Incline your ear to my distress
in spite of my rebelling.
Do not regard my sinful deeds.
Send me the grace my spirit needs;
without it I am nothing.
“Out of the Depths” (v. 1) by Martin Luther
Hymn 424, Glory to God: The Presbyterian Hymnal
I don’t know about you, but there have been a number of times in my life when I have been filled with fear and felt desperate if not complete despair. These have been the times I have cried out to the Lord for help. This hymn and the psalm from which it originates powerfully describe a particular interaction with God. As I read and reread this brief passage, I am struck by how perfectly it captures the mystery and the miracle of human and Divine.

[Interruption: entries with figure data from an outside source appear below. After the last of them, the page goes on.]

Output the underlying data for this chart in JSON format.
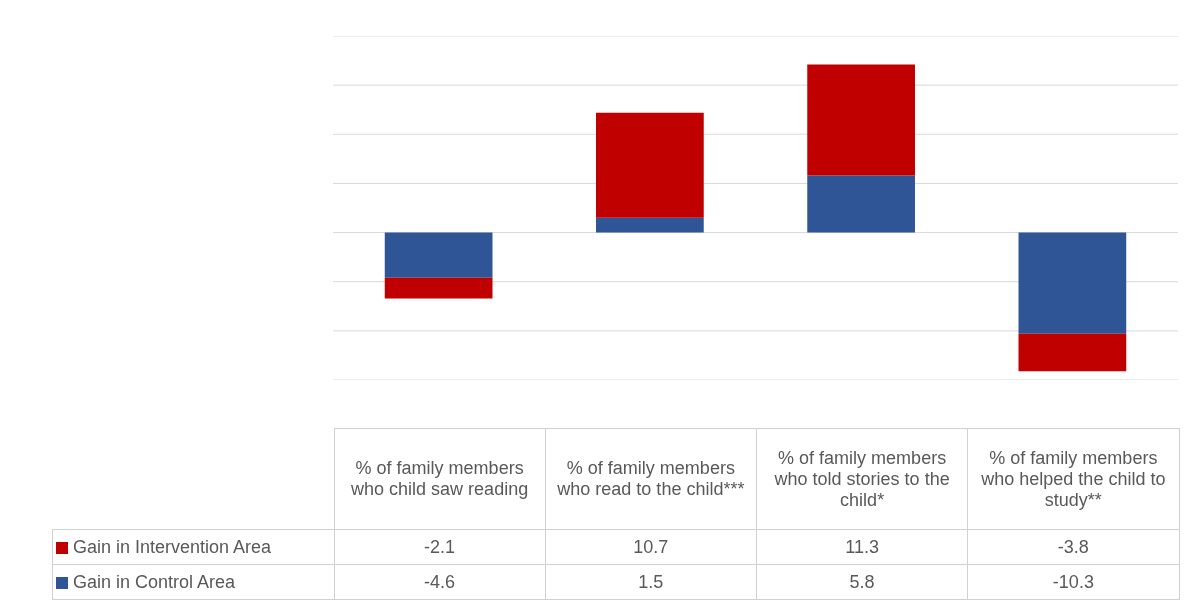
{
  "chart_data": {
    "type": "bar",
    "stacked": true,
    "categories": [
      "% of family members who child saw reading",
      "% of family members who read to the child***",
      "% of family members who told stories to the child*",
      "% of family members who helped the child to study**"
    ],
    "series": [
      {
        "name": "Gain in Control Area",
        "color": "#2f5597",
        "values": [
          -4.6,
          1.5,
          5.8,
          -10.3
        ]
      },
      {
        "name": "Gain in Intervention Area",
        "color": "#c00000",
        "values": [
          -2.1,
          10.7,
          11.3,
          -3.8
        ]
      }
    ],
    "legend": "bottom left",
    "yticks": [
      {
        "value": -15,
        "label": null
      },
      {
        "value": -10,
        "label": null
      },
      {
        "value": -5,
        "label": null
      },
      {
        "value": 0,
        "label": null
      },
      {
        "value": 5,
        "label": null
      },
      {
        "value": 10,
        "label": null
      },
      {
        "value": 15,
        "label": null
      },
      {
        "value": 20,
        "label": null
      }
    ],
    "grid": true,
    "data_labels": true
  }
}
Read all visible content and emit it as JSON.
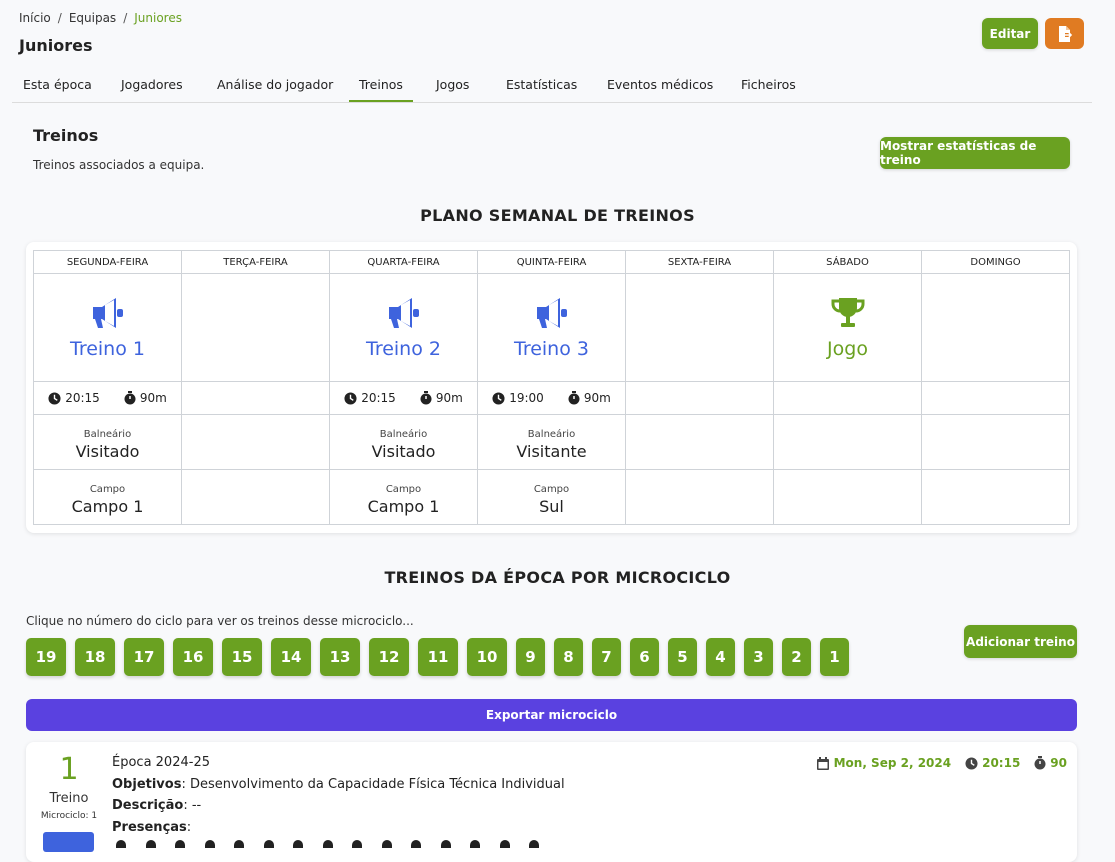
{
  "breadcrumb": {
    "items": [
      "Início",
      "Equipas",
      "Juniores"
    ]
  },
  "page_title": "Juniores",
  "header_buttons": {
    "edit_label": "Editar"
  },
  "tabs": [
    "Esta época",
    "Jogadores",
    "Análise do jogador",
    "Treinos",
    "Jogos",
    "Estatísticas",
    "Eventos médicos",
    "Ficheiros"
  ],
  "active_tab": "Treinos",
  "section": {
    "title": "Treinos",
    "description": "Treinos associados a equipa.",
    "stats_button": "Mostrar estatísticas de treino"
  },
  "weekly_plan": {
    "title": "PLANO SEMANAL DE TREINOS",
    "days": [
      "SEGUNDA-FEIRA",
      "TERÇA-FEIRA",
      "QUARTA-FEIRA",
      "QUINTA-FEIRA",
      "SEXTA-FEIRA",
      "SÁBADO",
      "DOMINGO"
    ],
    "sessions": [
      {
        "name": "Treino 1",
        "icon": "megaphone-icon",
        "time": "20:15",
        "duration": "90m",
        "balneario_label": "Balneário",
        "balneario": "Visitado",
        "campo_label": "Campo",
        "campo": "Campo 1"
      },
      null,
      {
        "name": "Treino 2",
        "icon": "megaphone-icon",
        "time": "20:15",
        "duration": "90m",
        "balneario_label": "Balneário",
        "balneario": "Visitado",
        "campo_label": "Campo",
        "campo": "Campo 1"
      },
      {
        "name": "Treino 3",
        "icon": "megaphone-icon",
        "time": "19:00",
        "duration": "90m",
        "balneario_label": "Balneário",
        "balneario": "Visitante",
        "campo_label": "Campo",
        "campo": "Sul"
      },
      null,
      {
        "name": "Jogo",
        "icon": "trophy-icon"
      },
      null
    ]
  },
  "microcycles": {
    "title": "TREINOS DA ÉPOCA POR MICROCICLO",
    "hint": "Clique no número do ciclo para ver os treinos desse microciclo...",
    "numbers": [
      "19",
      "18",
      "17",
      "16",
      "15",
      "14",
      "13",
      "12",
      "11",
      "10",
      "9",
      "8",
      "7",
      "6",
      "5",
      "4",
      "3",
      "2",
      "1"
    ],
    "add_button": "Adicionar treino",
    "export_button": "Exportar microciclo"
  },
  "training_card": {
    "number": "1",
    "label": "Treino",
    "microcycle_label": "Microciclo: 1",
    "season": "Época 2024-25",
    "objectives_label": "Objetivos",
    "objectives": "Desenvolvimento da Capacidade Física Técnica Individual",
    "description_label": "Descrição",
    "description": "--",
    "attendance_label": "Presenças",
    "date": "Mon, Sep 2, 2024",
    "time": "20:15",
    "duration": "90"
  },
  "colors": {
    "green": "#6aa121",
    "blue": "#3e63dd",
    "purple": "#5a41e0",
    "orange": "#e07b22"
  }
}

Then I realized that this is the way music also embodies the unity of human beings and God, especially through vocals and instruments. In listening to the London Philharmonic Orchestra perform, Mahalia Jackson since, and finally a guitar solo play this hymn, the raw authenticity of seeking God’s help and forgiveness became clear to me. I am nothing without God’s grace, and the reassurance of these words means everything. Parker Palmer sums it up this way: “I see myself in You | I see You in myself.” When sung in harmony, the miracle of the Holy Spirit washes over me. Listen to the music, and I think you’ll feel what I am talking about.
Out of the depths of my soul, Lord, I ask for your unfailing love and compassion toward all of us, and I am eternally grateful for all the ways I am reminded of your love. Amen.